Глава IY. Экскурсия

– Это ваша главная улица? – спросила Лёшка у Катьки, когда они, позавтракав, поднялись по горе наверх и остановились у Центрального телеграфа – высокого красивого здания, огромное табло на котором поочёредно показывало время и температуру воздуха.

Подруга кивнула:

– Да. Когда-то она называлась Большой Дворянской, потом стала проспектом Революции, а теперь у неё и то, и это название. А мама моя говорит, что ещё его можно было бы назвать проспектом Бунина.

– Почему?

– А потому, что в начале стоит его дом-музей. – Она взглянула на часы. – Уже двенадцать. А вот и Марина Владимировна.

Катькины губы сами собой расплылись в улыбке, она подняла руку и помахала своей наставнице.

Актриса шла по проспекту с двумя пожилыми женщинами, одну из них друзья сегодня утром видели на вокзале.

– Ирина Сергеевна и Антонина Борисовна – учёные из Петербурга, приехали сюда на Мандельштамовские чтения, а сейчас хотят пройти по местам, связанным с его именем, – объяснила Марина цель прогулки.

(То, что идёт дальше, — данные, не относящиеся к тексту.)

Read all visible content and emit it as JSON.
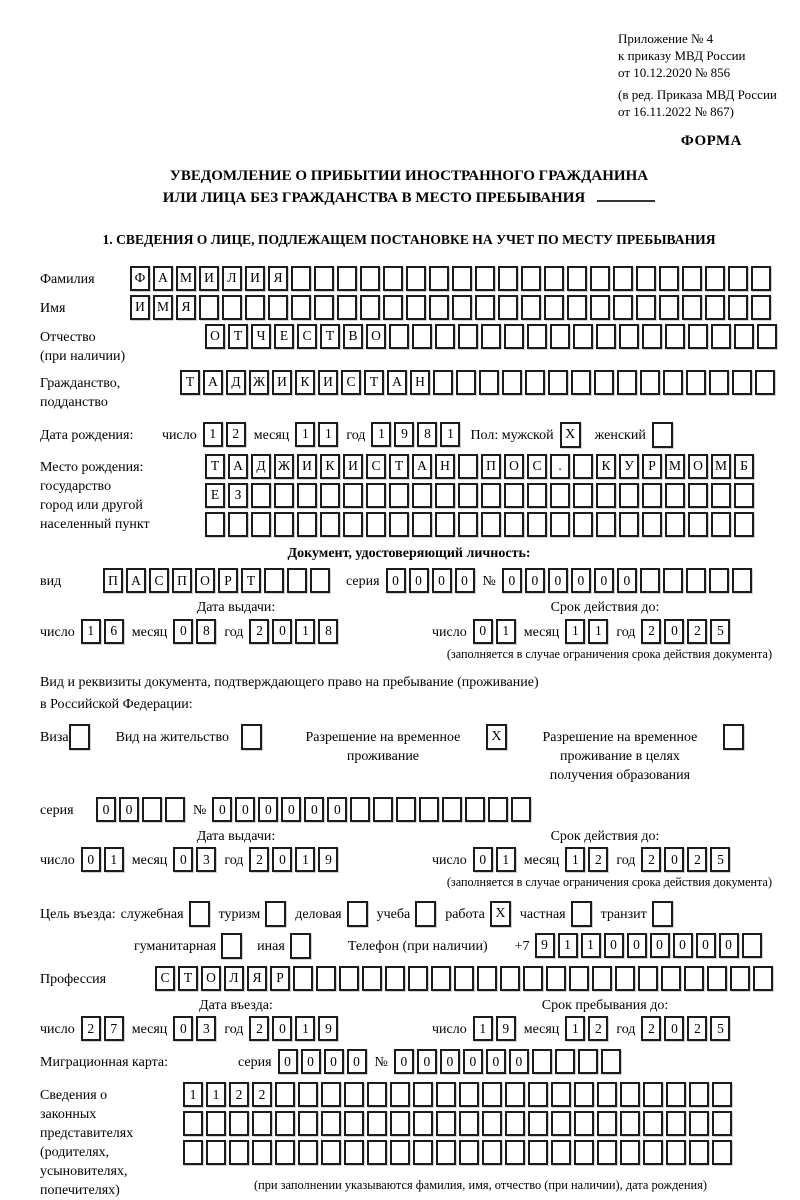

– Дарью Кирилловну бы сюда, – шепнул Ромка Лёшке. – Как в воду глядела, что мы увидим эти места.

– Я не экскурсовод, – продолжала Марина, – да официально такой экскурсии и не существует, но когда я познакомилась с творчеством этого замечательного поэта, меня взволновали его трагическая судьба и роль нашего города в его жизни. И я постаралась как можно больше узнать о времени его пребывания здесь. А потом стала делиться своими знаниями с другими людьми. Есть же Москва булгаковская и цветаевская, Петербург Достоевского, я и подумала, что должен быть мандельштамовский Воронеж. И выяснилось, что, несмотря на новостройки и огромные изменения, он существует.

– Знаете, как здорово она читает его стихи, – прошептала Катька.

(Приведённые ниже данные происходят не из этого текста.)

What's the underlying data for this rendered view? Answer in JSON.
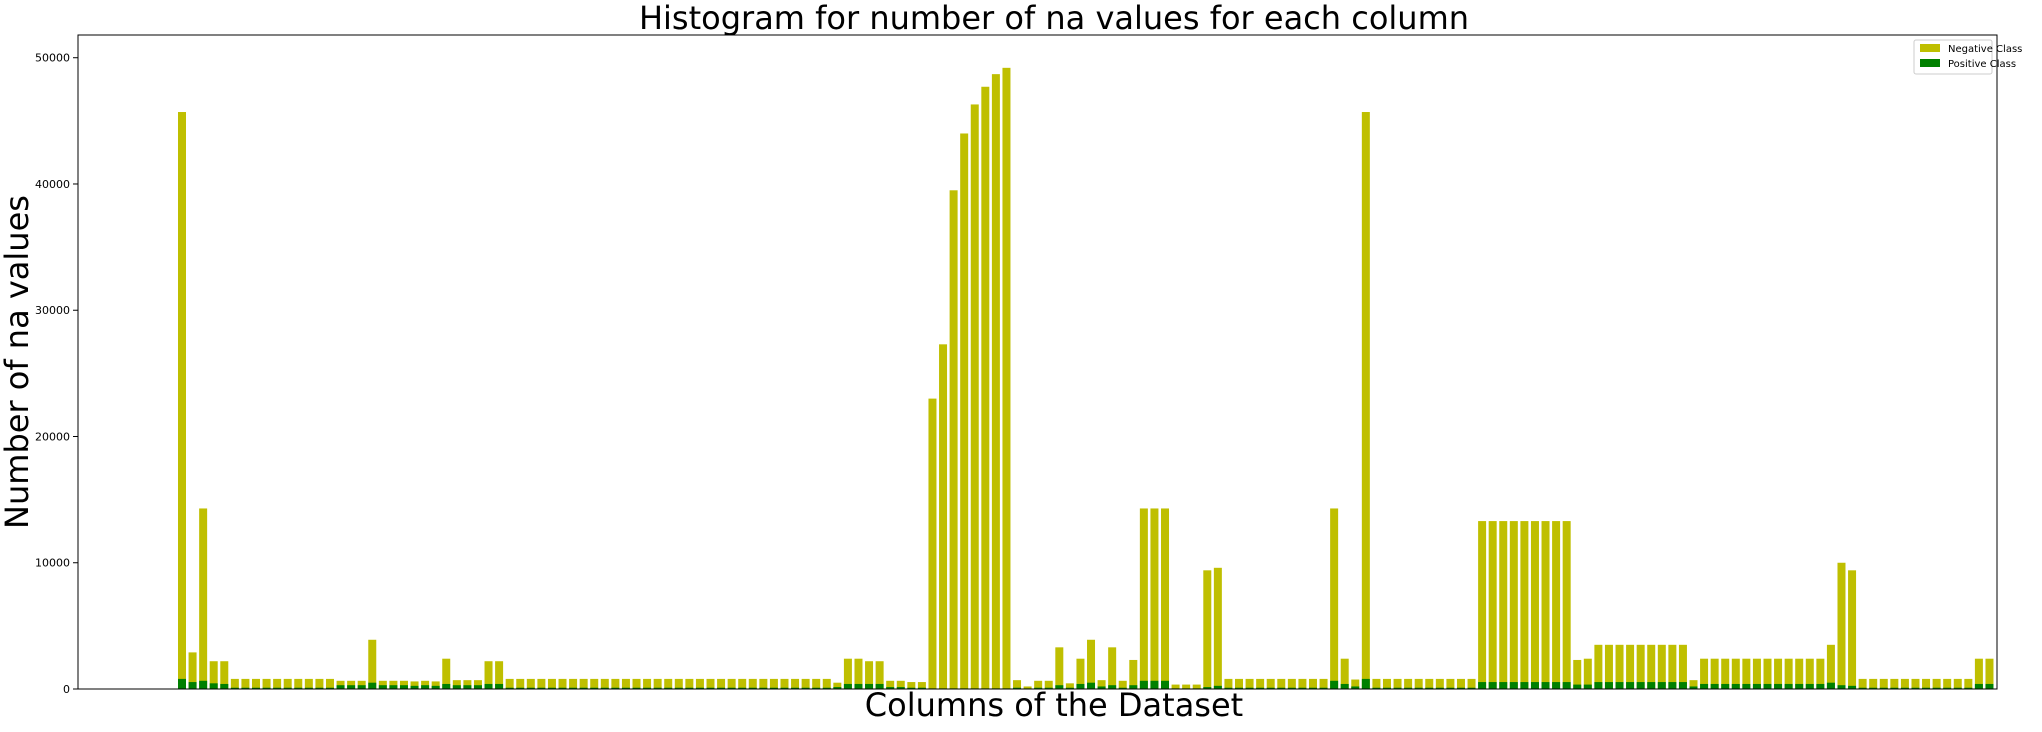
{
  "chart_data": {
    "type": "bar",
    "stacked": true,
    "title": "Histogram for number of na values for each column",
    "xlabel": "Columns of the Dataset",
    "ylabel": "Number of na values",
    "ylim": [
      0,
      51800
    ],
    "yticks": [
      0,
      10000,
      20000,
      30000,
      40000,
      50000
    ],
    "ytick_labels": [
      "0",
      "10000",
      "20000",
      "30000",
      "40000",
      "50000"
    ],
    "xticks_visible": false,
    "grid": false,
    "legend_position": "top-right",
    "colors": {
      "negative": "#bfbf00",
      "positive": "#008000"
    },
    "series": [
      {
        "name": "Negative Class",
        "values": [
          45700,
          2900,
          14300,
          2200,
          2200,
          800,
          800,
          800,
          800,
          800,
          800,
          800,
          800,
          800,
          800,
          650,
          650,
          650,
          3900,
          650,
          650,
          650,
          600,
          650,
          600,
          2400,
          700,
          700,
          700,
          2200,
          2200,
          800,
          800,
          800,
          800,
          800,
          800,
          800,
          800,
          800,
          800,
          800,
          800,
          800,
          800,
          800,
          800,
          800,
          800,
          800,
          800,
          800,
          800,
          800,
          800,
          800,
          800,
          800,
          800,
          800,
          800,
          800,
          500,
          2400,
          2400,
          2200,
          2200,
          650,
          650,
          550,
          550,
          23000,
          27300,
          39500,
          44000,
          46300,
          47700,
          48700,
          49200,
          700,
          200,
          650,
          650,
          3300,
          450,
          2400,
          3900,
          700,
          3300,
          650,
          2300,
          14300,
          14300,
          14300,
          350,
          350,
          350,
          9400,
          9600,
          800,
          800,
          800,
          800,
          800,
          800,
          800,
          800,
          800,
          800,
          14300,
          2400,
          750,
          45700,
          800,
          800,
          800,
          800,
          800,
          800,
          800,
          800,
          800,
          800,
          13300,
          13300,
          13300,
          13300,
          13300,
          13300,
          13300,
          13300,
          13300,
          2300,
          2400,
          3500,
          3500,
          3500,
          3500,
          3500,
          3500,
          3500,
          3500,
          3500,
          700,
          2400,
          2400,
          2400,
          2400,
          2400,
          2400,
          2400,
          2400,
          2400,
          2400,
          2400,
          2400,
          3500,
          10000,
          9400,
          800,
          800,
          800,
          800,
          800,
          800,
          800,
          800,
          800,
          800,
          800,
          2400,
          2400
        ]
      },
      {
        "name": "Positive Class",
        "values": [
          800,
          550,
          650,
          450,
          400,
          100,
          100,
          100,
          100,
          100,
          100,
          100,
          100,
          100,
          100,
          300,
          300,
          300,
          500,
          300,
          300,
          300,
          250,
          300,
          250,
          400,
          300,
          300,
          300,
          400,
          400,
          100,
          100,
          100,
          100,
          100,
          100,
          100,
          100,
          100,
          100,
          100,
          100,
          100,
          100,
          100,
          100,
          100,
          100,
          100,
          100,
          100,
          100,
          100,
          100,
          100,
          100,
          100,
          100,
          100,
          100,
          100,
          150,
          400,
          400,
          400,
          400,
          150,
          150,
          100,
          100,
          50,
          50,
          50,
          50,
          50,
          50,
          50,
          50,
          100,
          50,
          100,
          100,
          300,
          100,
          400,
          500,
          200,
          300,
          100,
          300,
          650,
          650,
          650,
          50,
          50,
          50,
          150,
          250,
          100,
          100,
          100,
          100,
          100,
          100,
          100,
          100,
          100,
          100,
          650,
          400,
          200,
          800,
          100,
          100,
          100,
          100,
          100,
          100,
          100,
          100,
          100,
          100,
          550,
          550,
          550,
          550,
          550,
          550,
          550,
          550,
          550,
          350,
          350,
          550,
          550,
          550,
          550,
          550,
          550,
          550,
          550,
          550,
          200,
          400,
          400,
          400,
          400,
          400,
          400,
          400,
          400,
          400,
          400,
          400,
          400,
          500,
          300,
          250,
          100,
          100,
          100,
          100,
          100,
          100,
          100,
          100,
          100,
          100,
          100,
          400,
          400
        ]
      }
    ]
  }
}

Ромка терпеть не мог ни стихов, ни экскурсий, к тому же ему не терпелось поскорее попасть к родственнице Дарьи Кирилловны и поискать в её доме клад. Однако он, сам толком не понимая почему, не смог отказаться от общества Марины и пошёл за ней как приклеенный.

Она перевела их через узкую дорогу и остановилась.

– Время у нас ограниченно, поэтому начнём прямо отсюда, не станем соблюдать хронологию. Вы, наверное, знаете, что Мандельштам написал здесь книгу стихов под названием «Воронежские тетради»?

Профессорши, конечно же, были об этом прекрасно осведомлены, но девушка апеллировала к своим младшим спутникам, и Лёшка вспомнила, как что-то подобное им говорила Дарья Кирилловна, а перед отъездом она полистала мамин томик его стихов, почитала предисловие к нему и со знанием дела кивнула.

– А за что его сюда сослали-то? – шёпотом спросил Ромка у Катьки, постеснявшись обратиться к Марине. Катька закатила глаза.

– Как, ты разве не знаешь? В те времена все боготворили Сталина, а он написал про него та-акое стихотворение. Памфлет, короче. Про его тараканьи усищи. А начинался он так: «Мы живем, под собою не чуя страны…», в смысле, не имея ни на что никаких прав. Вот его и сослали сначала в Чердынь, на Урал, а потом разрешили поселиться в Воронеже.

– Сталин приказал «изолировать, но сохранить», – услышав Катьку, продолжала Марина. – Три из них пришлись на наш город. И, несмотря на вынужденную ссылку, поэт полюбил наш город. Жизнь тут стала для него своего рода передышкой перед более страшными испытаниями. И как раз вот здесь было одно из его временных пристанищ, – девушка указала на здание, следующее через дорогу за телеграфом. – До войны здесь стоял двухэтажный дом, одна из квартир которого принадлежала сотруднику НКВД, чекисту-«мышегубцу». Так его называла Надежда Яковлевна, жена Мандельштама. Он и следил за ними, и издевался. Например, ловил мышей и на их глазах поджигал.

– Бр-р, – поёжилась Лёшка, – противно-то как.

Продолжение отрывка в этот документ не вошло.